Last week, the newly formed National Society of Apprentices (NSoAS) joined to celebrate Scottish Apprenticeship Week 2014. As part of a series of events held to mark the week, representatives of NSoAS met with apprentices at Edinburgh College to learn more about their experiences.
The number of people getting involved in work-based learning is increasing, with over 25,000 new Modern Apprenticeship starts in Scotland this year. Thanks to this surge in numbers, training providers, colleges and the Government are all talking about the future of apprenticeships.
Yet, little has been heard from apprentices themselves. This is why, on 21 May, NSoAS met with a group of car mechanics apprentices at Edinburgh College Students’ Association, to find out how they would improve their training.
The conversation was reflective of the views of apprentices throughout the country – dissatisfaction with the perceived low value placed on apprenticeships and the lack of representation structures which would give apprentices a voice in how to improve them.
The apprentice route can offer many opportunities not available to those studying in a more traditional classroom setting, such as developing hands-on skills and knowledge, industry links and direct workplace experience in their field.
Despite this, many apprentices feel that the apprentice route is not valued by society. According to the apprentices at Edinburgh College, going down the apprenticeship route is still thought of primarily as a destination for those who struggle at school.
“If you’re one of the bad boys at school, you get put into an apprenticeship. If you’re getting good grades, they just tell you to go to university,” said 21-year old David.
This means, that when considering what to do after secondary school, most young people don’t receive enough information about the apprentice route.
Many also struggle with the low levels of wages they earn from working as an apprentice. The national minimum wage for apprentices is just £2.68 an hour, and there are reports of apprentices being paid even less.
Alex, 19, said: “I once got offered an apprentice position which required me to work full days Monday to Saturday, but paid only 60 quid a week”.
He added that apprentices lacked decent equipment at colleges to train with, and colleges and training providers often lacked knowledge of new technologies. Many apprentices saw their time at college as wasted, preferring their time they spend in the workplace.
“At work, I just learn by doing,” Alex said. “I get told to get on with the job, and to ask if I don’t know how to do something.”
Building a voice for apprentices
At the moment, apprentices have no real opportunities to improve their education. Although most students going through the ‘traditional’ education system at college or university are able to give feedback through their class representative system, similar structures do not exist for apprentices.

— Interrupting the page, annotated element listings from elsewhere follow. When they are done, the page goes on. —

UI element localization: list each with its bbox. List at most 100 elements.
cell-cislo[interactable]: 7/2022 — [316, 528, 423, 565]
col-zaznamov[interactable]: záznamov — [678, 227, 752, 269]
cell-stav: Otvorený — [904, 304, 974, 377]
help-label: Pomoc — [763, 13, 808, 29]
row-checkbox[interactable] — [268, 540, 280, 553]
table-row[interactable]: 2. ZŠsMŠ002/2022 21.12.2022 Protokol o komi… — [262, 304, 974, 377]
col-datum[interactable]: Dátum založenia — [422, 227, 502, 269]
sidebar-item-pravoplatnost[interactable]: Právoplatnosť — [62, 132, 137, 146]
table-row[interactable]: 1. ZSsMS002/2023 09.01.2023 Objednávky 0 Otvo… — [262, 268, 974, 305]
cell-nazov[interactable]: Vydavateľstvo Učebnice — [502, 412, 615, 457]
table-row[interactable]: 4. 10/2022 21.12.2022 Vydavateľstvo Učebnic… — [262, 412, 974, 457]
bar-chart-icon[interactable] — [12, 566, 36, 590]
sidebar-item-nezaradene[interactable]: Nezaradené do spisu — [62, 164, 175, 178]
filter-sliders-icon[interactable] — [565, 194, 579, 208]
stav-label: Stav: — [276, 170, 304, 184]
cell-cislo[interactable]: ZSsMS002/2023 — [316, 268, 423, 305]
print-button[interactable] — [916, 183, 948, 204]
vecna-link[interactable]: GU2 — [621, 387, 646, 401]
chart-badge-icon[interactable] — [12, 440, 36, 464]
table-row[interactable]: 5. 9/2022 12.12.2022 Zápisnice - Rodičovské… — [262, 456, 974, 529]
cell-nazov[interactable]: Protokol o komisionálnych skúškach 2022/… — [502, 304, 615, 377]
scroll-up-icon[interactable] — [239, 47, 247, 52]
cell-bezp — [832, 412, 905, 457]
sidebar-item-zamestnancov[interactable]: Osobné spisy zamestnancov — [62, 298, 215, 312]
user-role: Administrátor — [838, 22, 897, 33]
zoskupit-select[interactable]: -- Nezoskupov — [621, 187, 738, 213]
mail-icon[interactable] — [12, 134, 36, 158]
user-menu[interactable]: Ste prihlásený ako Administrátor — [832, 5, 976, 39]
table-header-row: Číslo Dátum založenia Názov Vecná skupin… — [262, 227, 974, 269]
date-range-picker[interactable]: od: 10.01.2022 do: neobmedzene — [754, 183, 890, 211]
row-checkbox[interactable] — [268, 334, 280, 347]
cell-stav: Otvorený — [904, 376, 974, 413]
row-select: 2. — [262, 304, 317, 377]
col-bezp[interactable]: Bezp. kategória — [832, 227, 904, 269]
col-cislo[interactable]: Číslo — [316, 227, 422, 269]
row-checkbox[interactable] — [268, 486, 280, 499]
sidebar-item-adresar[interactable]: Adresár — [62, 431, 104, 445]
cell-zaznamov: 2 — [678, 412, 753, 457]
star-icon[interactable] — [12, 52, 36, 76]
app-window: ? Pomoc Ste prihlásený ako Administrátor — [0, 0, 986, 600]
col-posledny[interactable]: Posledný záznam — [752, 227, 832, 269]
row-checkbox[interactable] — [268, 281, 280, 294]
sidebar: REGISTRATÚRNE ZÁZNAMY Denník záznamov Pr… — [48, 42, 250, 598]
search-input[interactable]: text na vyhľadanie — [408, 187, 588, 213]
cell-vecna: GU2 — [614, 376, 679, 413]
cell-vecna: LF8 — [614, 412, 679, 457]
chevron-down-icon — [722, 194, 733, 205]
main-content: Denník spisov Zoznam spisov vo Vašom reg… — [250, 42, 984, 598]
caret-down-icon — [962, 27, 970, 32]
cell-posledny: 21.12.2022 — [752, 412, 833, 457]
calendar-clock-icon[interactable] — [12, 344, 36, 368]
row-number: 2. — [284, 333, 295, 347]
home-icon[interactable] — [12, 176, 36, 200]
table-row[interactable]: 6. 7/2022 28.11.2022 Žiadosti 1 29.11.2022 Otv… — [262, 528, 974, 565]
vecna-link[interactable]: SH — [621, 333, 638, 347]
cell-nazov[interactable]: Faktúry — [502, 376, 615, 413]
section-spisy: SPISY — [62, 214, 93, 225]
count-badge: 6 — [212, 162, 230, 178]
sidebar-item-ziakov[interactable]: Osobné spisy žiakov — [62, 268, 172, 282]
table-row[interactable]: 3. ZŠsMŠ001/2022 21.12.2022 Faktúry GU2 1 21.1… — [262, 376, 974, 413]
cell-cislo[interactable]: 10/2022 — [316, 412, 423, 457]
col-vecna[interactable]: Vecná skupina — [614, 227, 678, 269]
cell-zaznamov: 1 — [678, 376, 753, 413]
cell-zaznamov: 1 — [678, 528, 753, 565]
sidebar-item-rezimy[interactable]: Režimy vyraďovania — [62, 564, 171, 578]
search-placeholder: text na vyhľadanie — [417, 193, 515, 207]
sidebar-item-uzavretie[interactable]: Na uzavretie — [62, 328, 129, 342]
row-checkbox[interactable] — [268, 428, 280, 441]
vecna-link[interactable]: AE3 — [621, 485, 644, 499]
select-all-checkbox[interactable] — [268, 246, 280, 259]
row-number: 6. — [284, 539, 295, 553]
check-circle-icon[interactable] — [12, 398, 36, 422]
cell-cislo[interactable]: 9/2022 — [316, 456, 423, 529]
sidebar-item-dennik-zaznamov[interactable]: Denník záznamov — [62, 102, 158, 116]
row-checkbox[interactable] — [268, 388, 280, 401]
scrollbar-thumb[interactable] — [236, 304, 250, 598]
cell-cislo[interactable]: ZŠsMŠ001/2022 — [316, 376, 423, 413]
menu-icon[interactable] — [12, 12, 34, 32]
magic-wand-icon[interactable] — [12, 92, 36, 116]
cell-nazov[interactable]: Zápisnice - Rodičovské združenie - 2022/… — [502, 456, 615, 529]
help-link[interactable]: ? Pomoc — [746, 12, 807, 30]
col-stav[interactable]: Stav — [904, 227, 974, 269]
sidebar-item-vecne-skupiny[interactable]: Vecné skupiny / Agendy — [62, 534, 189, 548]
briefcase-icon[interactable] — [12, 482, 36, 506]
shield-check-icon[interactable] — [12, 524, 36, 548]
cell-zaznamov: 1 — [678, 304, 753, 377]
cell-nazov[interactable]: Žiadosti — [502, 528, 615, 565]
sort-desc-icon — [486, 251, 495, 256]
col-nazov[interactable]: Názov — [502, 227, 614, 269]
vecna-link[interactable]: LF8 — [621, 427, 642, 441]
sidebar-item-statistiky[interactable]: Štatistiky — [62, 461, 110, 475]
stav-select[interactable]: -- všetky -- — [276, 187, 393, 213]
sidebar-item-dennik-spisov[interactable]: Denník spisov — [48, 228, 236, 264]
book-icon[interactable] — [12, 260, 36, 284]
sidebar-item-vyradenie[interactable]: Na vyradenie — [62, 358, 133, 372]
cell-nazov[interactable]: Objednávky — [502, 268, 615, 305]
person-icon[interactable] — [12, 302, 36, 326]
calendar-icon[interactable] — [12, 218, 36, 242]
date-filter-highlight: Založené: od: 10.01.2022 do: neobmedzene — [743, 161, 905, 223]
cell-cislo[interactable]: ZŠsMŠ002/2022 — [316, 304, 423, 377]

At the apprenticeship event in Edinburgh, none of those taking part had a class representative, or had been asked for feedback on the teaching they received.
The NSoAS has been set up address this lack of representation. The society aims represent apprentices nationally and enable apprentices to become part of the wider conversation about their apprentice experience. Apprentices should be able to influence the way their training is developed and carried out.
Cameron, 22, said, “(The college) wouldn’t ask us for feedback on these things, because it’s their way or no way.”
We think it’s about time for the voice of apprentices to be heard.